L’époque est pour le moins lointaine et nul récit écrit n’atteste de l’alimentation de nos aïeux à l’âge du Bronze (2200 à 800 av. J.-C.). Grâce à des analyses isotopiques menées sur des squelettes humains et animaux, ainsi que sur des restes végétaux, une équipe de l’Université de Genève a fait de saisissantes découvertes. Les recherches se sont concentrées sur cinq sites, dont quatre en Suisse occidentale (Collombey-Muraz, Vufflens-la-Ville, Tolochenaz, Rances) et un en Haute-Savoie (Chens-sur-Léman). Si les chercheurs peuvent attester qu’à cette période la pêche était pratiquée dans les lacs et les rivières, l’étude biochimique des dents des défunts ne montre en revanche pas de consommation de poisson par les populations de ces différentes nécropoles. La viande (chèvre, mouton, cochon, bœuf) était, elle, au menu de même que les légumineuses et les céréales, parmi lesquelles du millet dont l’origine est à rechercher en Asie. Étrange ? Pas vraiment. « Les cultivateurs ont dû s’adapter au réchauffement climatique et à la sécheresse qui sévissaient alors en Europe. Le millet s’adapte très bien à des climats secs et chauds. Les populations avaient également recours à des engrais organiques pour accroître le rendement de leurs cultures », explique Marie Besse, professeure au Laboratoire d’archéologie préhistorique et anthropologie au Département F.-A. Forel de l’UNIGE, qui a dirigé le pôle de scientifiques à l’origine de ces découvertes. Bien sûr, le millet n’est pas arrivé du jour au lendemain selon Marie Besse : « A l’époque, les peuples se déplaçaient avec leurs animaux et leurs céréales et pratiquaient sans doute une forme d’échange entre eux. Le blé nous vient d’ailleurs du Proche-Orient ».
Égalité alimentaire
Autre enseignement : hommes, femmes et enfants, riches ou pauvres, avaient droit au même régime. Ce qui ne signifie pas pour autant que la société était égalitaire à l’âge du Bronze. Certaines tombes comportaient plus de mobilier que d’autres, attestant de différences sociales. Une égalité face à « l’assiette » qui se lézarde à l’âge du Fer où les femmes mangent moins bien que les hommes. « On peut imaginer que les femmes étaient nourries des restes laissés par les hommes, mais ce n’est pas une certitude », commente Marie Besse.

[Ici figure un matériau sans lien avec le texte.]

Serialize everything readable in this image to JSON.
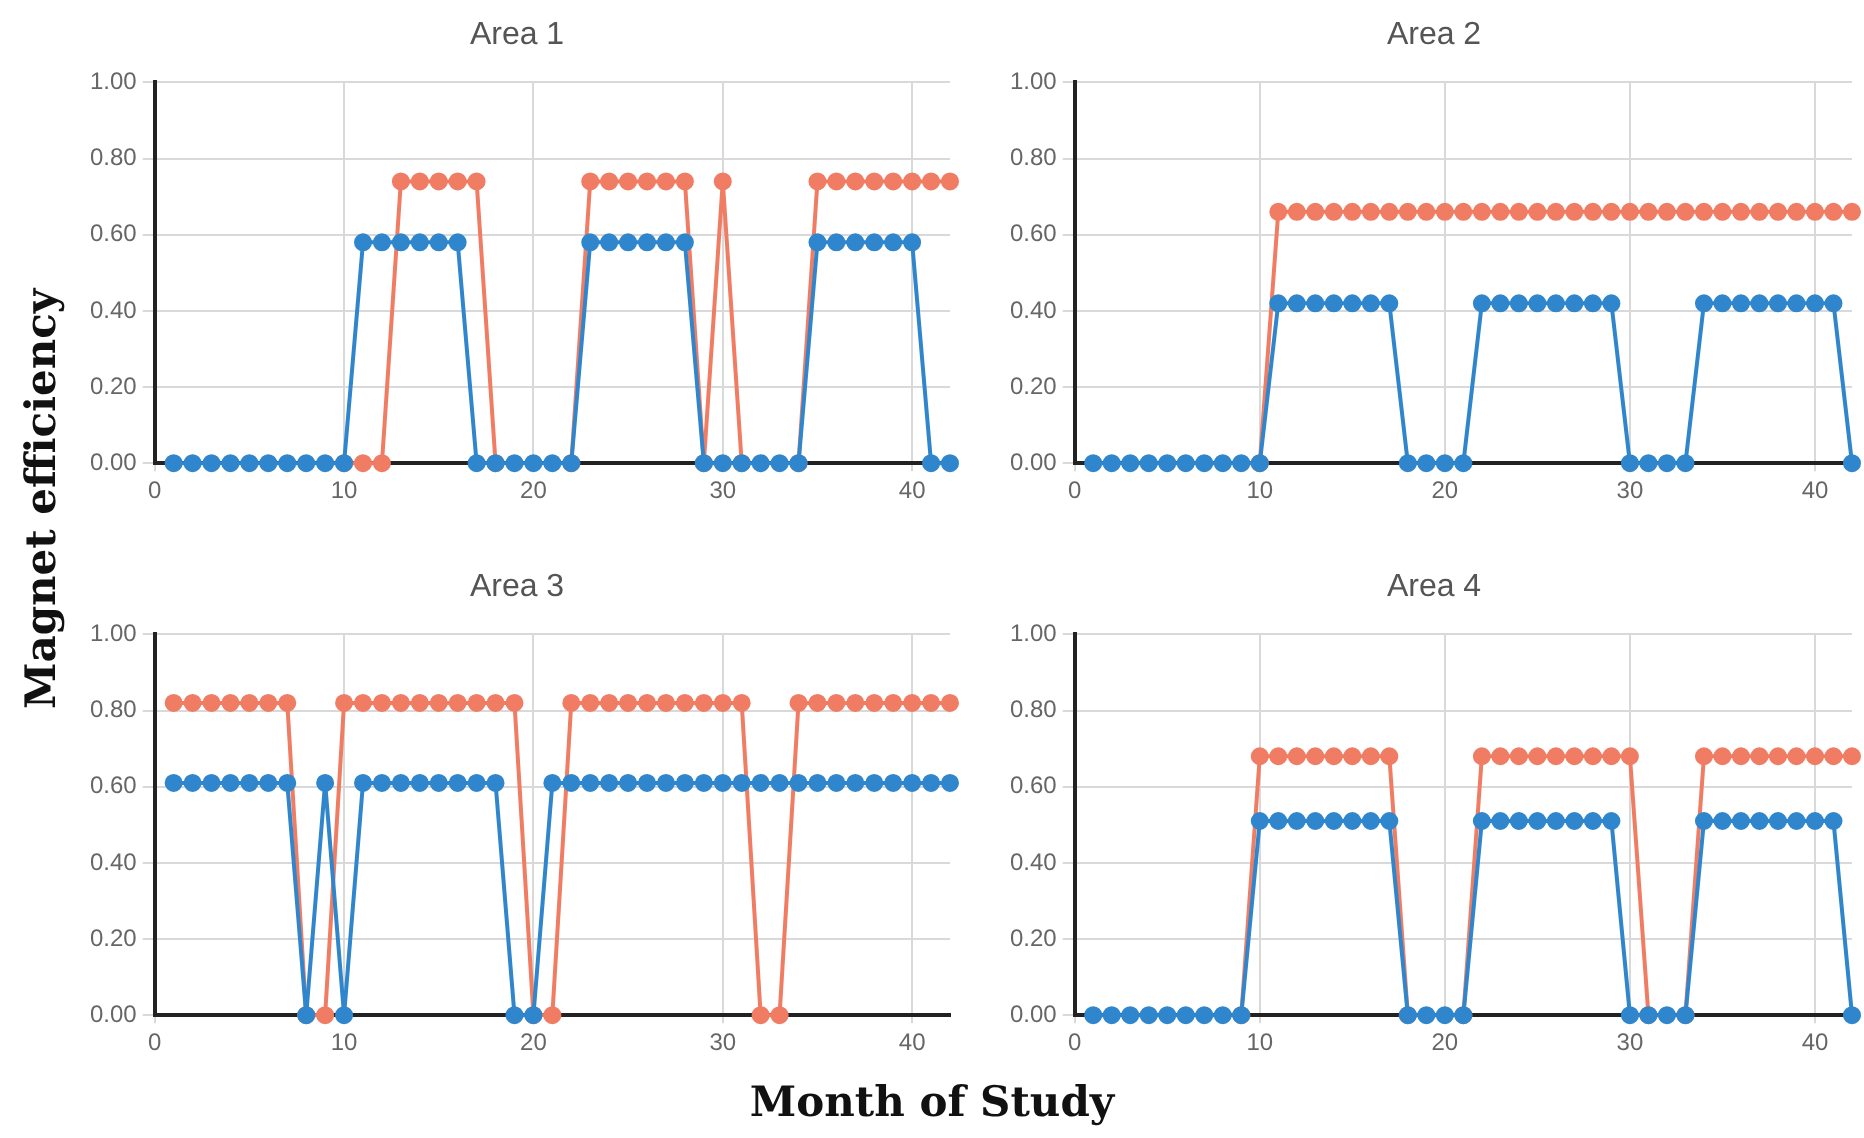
{
  "chart_data": [
    {
      "type": "line",
      "title": "Area 1",
      "ylabel": "Magnet efficiency",
      "x": [
        1,
        2,
        3,
        4,
        5,
        6,
        7,
        8,
        9,
        10,
        11,
        12,
        13,
        14,
        15,
        16,
        17,
        18,
        19,
        20,
        21,
        22,
        23,
        24,
        25,
        26,
        27,
        28,
        29,
        30,
        31,
        32,
        33,
        34,
        35,
        36,
        37,
        38,
        39,
        40,
        41,
        42
      ],
      "xlim": [
        0,
        42
      ],
      "xticks": [
        0,
        10,
        20,
        30,
        40
      ],
      "ylim": [
        0,
        1
      ],
      "yticks": [
        {
          "value": 0,
          "label": "0.00"
        },
        {
          "value": 0.2,
          "label": "0.20"
        },
        {
          "value": 0.4,
          "label": "0.40"
        },
        {
          "value": 0.6,
          "label": "0.60"
        },
        {
          "value": 0.8,
          "label": "0.80"
        },
        {
          "value": 1,
          "label": "1.00"
        }
      ],
      "grid": true,
      "marker": "circle",
      "series": [
        {
          "color": "#f07c64",
          "values": [
            null,
            null,
            null,
            null,
            null,
            null,
            null,
            null,
            null,
            0,
            0,
            0,
            0.74,
            0.74,
            0.74,
            0.74,
            0.74,
            0,
            null,
            null,
            null,
            0,
            0.74,
            0.74,
            0.74,
            0.74,
            0.74,
            0.74,
            0,
            0.74,
            0,
            null,
            null,
            0,
            0.74,
            0.74,
            0.74,
            0.74,
            0.74,
            0.74,
            0.74,
            0.74
          ]
        },
        {
          "color": "#2f86cc",
          "values": [
            0,
            0,
            0,
            0,
            0,
            0,
            0,
            0,
            0,
            0,
            0.58,
            0.58,
            0.58,
            0.58,
            0.58,
            0.58,
            0,
            0,
            0,
            0,
            0,
            0,
            0.58,
            0.58,
            0.58,
            0.58,
            0.58,
            0.58,
            0,
            0,
            0,
            0,
            0,
            0,
            0.58,
            0.58,
            0.58,
            0.58,
            0.58,
            0.58,
            0,
            0
          ]
        }
      ]
    },
    {
      "type": "line",
      "title": "Area 2",
      "x": [
        1,
        2,
        3,
        4,
        5,
        6,
        7,
        8,
        9,
        10,
        11,
        12,
        13,
        14,
        15,
        16,
        17,
        18,
        19,
        20,
        21,
        22,
        23,
        24,
        25,
        26,
        27,
        28,
        29,
        30,
        31,
        32,
        33,
        34,
        35,
        36,
        37,
        38,
        39,
        40,
        41,
        42
      ],
      "xlim": [
        0,
        42
      ],
      "xticks": [
        0,
        10,
        20,
        30,
        40
      ],
      "ylim": [
        0,
        1
      ],
      "yticks": [
        {
          "value": 0,
          "label": "0.00"
        },
        {
          "value": 0.2,
          "label": "0.20"
        },
        {
          "value": 0.4,
          "label": "0.40"
        },
        {
          "value": 0.6,
          "label": "0.60"
        },
        {
          "value": 0.8,
          "label": "0.80"
        },
        {
          "value": 1,
          "label": "1.00"
        }
      ],
      "grid": true,
      "marker": "circle",
      "series": [
        {
          "color": "#f07c64",
          "values": [
            null,
            null,
            null,
            null,
            null,
            null,
            null,
            null,
            null,
            0,
            0.66,
            0.66,
            0.66,
            0.66,
            0.66,
            0.66,
            0.66,
            0.66,
            0.66,
            0.66,
            0.66,
            0.66,
            0.66,
            0.66,
            0.66,
            0.66,
            0.66,
            0.66,
            0.66,
            0.66,
            0.66,
            0.66,
            0.66,
            0.66,
            0.66,
            0.66,
            0.66,
            0.66,
            0.66,
            0.66,
            0.66,
            0.66
          ]
        },
        {
          "color": "#2f86cc",
          "values": [
            0,
            0,
            0,
            0,
            0,
            0,
            0,
            0,
            0,
            0,
            0.42,
            0.42,
            0.42,
            0.42,
            0.42,
            0.42,
            0.42,
            0,
            0,
            0,
            0,
            0.42,
            0.42,
            0.42,
            0.42,
            0.42,
            0.42,
            0.42,
            0.42,
            0,
            0,
            0,
            0,
            0.42,
            0.42,
            0.42,
            0.42,
            0.42,
            0.42,
            0.42,
            0.42,
            0
          ]
        }
      ]
    },
    {
      "type": "line",
      "title": "Area 3",
      "xlabel": "Month of Study",
      "x": [
        1,
        2,
        3,
        4,
        5,
        6,
        7,
        8,
        9,
        10,
        11,
        12,
        13,
        14,
        15,
        16,
        17,
        18,
        19,
        20,
        21,
        22,
        23,
        24,
        25,
        26,
        27,
        28,
        29,
        30,
        31,
        32,
        33,
        34,
        35,
        36,
        37,
        38,
        39,
        40,
        41,
        42
      ],
      "xlim": [
        0,
        42
      ],
      "xticks": [
        0,
        10,
        20,
        30,
        40
      ],
      "ylim": [
        0,
        1
      ],
      "yticks": [
        {
          "value": 0,
          "label": "0.00"
        },
        {
          "value": 0.2,
          "label": "0.20"
        },
        {
          "value": 0.4,
          "label": "0.40"
        },
        {
          "value": 0.6,
          "label": "0.60"
        },
        {
          "value": 0.8,
          "label": "0.80"
        },
        {
          "value": 1,
          "label": "1.00"
        }
      ],
      "grid": true,
      "marker": "circle",
      "series": [
        {
          "color": "#f07c64",
          "values": [
            0.82,
            0.82,
            0.82,
            0.82,
            0.82,
            0.82,
            0.82,
            0,
            0,
            0.82,
            0.82,
            0.82,
            0.82,
            0.82,
            0.82,
            0.82,
            0.82,
            0.82,
            0.82,
            0,
            0,
            0.82,
            0.82,
            0.82,
            0.82,
            0.82,
            0.82,
            0.82,
            0.82,
            0.82,
            0.82,
            0,
            0,
            0.82,
            0.82,
            0.82,
            0.82,
            0.82,
            0.82,
            0.82,
            0.82,
            0.82
          ]
        },
        {
          "color": "#2f86cc",
          "values": [
            0.61,
            0.61,
            0.61,
            0.61,
            0.61,
            0.61,
            0.61,
            0,
            0.61,
            0,
            0.61,
            0.61,
            0.61,
            0.61,
            0.61,
            0.61,
            0.61,
            0.61,
            0,
            0,
            0.61,
            0.61,
            0.61,
            0.61,
            0.61,
            0.61,
            0.61,
            0.61,
            0.61,
            0.61,
            0.61,
            0.61,
            0.61,
            0.61,
            0.61,
            0.61,
            0.61,
            0.61,
            0.61,
            0.61,
            0.61,
            0.61
          ]
        }
      ]
    },
    {
      "type": "line",
      "title": "Area 4",
      "x": [
        1,
        2,
        3,
        4,
        5,
        6,
        7,
        8,
        9,
        10,
        11,
        12,
        13,
        14,
        15,
        16,
        17,
        18,
        19,
        20,
        21,
        22,
        23,
        24,
        25,
        26,
        27,
        28,
        29,
        30,
        31,
        32,
        33,
        34,
        35,
        36,
        37,
        38,
        39,
        40,
        41,
        42
      ],
      "xlim": [
        0,
        42
      ],
      "xticks": [
        0,
        10,
        20,
        30,
        40
      ],
      "ylim": [
        0,
        1
      ],
      "yticks": [
        {
          "value": 0,
          "label": "0.00"
        },
        {
          "value": 0.2,
          "label": "0.20"
        },
        {
          "value": 0.4,
          "label": "0.40"
        },
        {
          "value": 0.6,
          "label": "0.60"
        },
        {
          "value": 0.8,
          "label": "0.80"
        },
        {
          "value": 1,
          "label": "1.00"
        }
      ],
      "grid": true,
      "marker": "circle",
      "series": [
        {
          "color": "#f07c64",
          "values": [
            null,
            null,
            null,
            null,
            null,
            null,
            null,
            null,
            0,
            0.68,
            0.68,
            0.68,
            0.68,
            0.68,
            0.68,
            0.68,
            0.68,
            0,
            null,
            null,
            0,
            0.68,
            0.68,
            0.68,
            0.68,
            0.68,
            0.68,
            0.68,
            0.68,
            0.68,
            0,
            null,
            0,
            0.68,
            0.68,
            0.68,
            0.68,
            0.68,
            0.68,
            0.68,
            0.68,
            0.68
          ]
        },
        {
          "color": "#2f86cc",
          "values": [
            0,
            0,
            0,
            0,
            0,
            0,
            0,
            0,
            0,
            0.51,
            0.51,
            0.51,
            0.51,
            0.51,
            0.51,
            0.51,
            0.51,
            0,
            0,
            0,
            0,
            0.51,
            0.51,
            0.51,
            0.51,
            0.51,
            0.51,
            0.51,
            0.51,
            0,
            0,
            0,
            0,
            0.51,
            0.51,
            0.51,
            0.51,
            0.51,
            0.51,
            0.51,
            0.51,
            0
          ]
        }
      ]
    }
  ]
}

Quoi qu’il en soit, nos ancêtres de l’âge du Bronze seraient bien surpris de constater aujourd’hui que l’accès égalitaire à une alimentation bonne et saine n’est de toute évidence pas la norme.
Ils s’amuseraient aussi de réaliser que nos nutritionnistes n’ont rien inventé en préconisant de jouer sur la complémentarité céréales-légumineuses pour bénéficier d’un apport équilibré en acides aminés essentiels lorsque l’on ne consomme pas de protéines animales.
Cette étude, à laquelle ont également participé Alessandra Varalli, Mireille David-Elbiali, Jocelyne Desideri, Gwenaëlle Goude et Matthieu Honegger,
a été publiée dans la revue PLOS ONE en janvier 2021.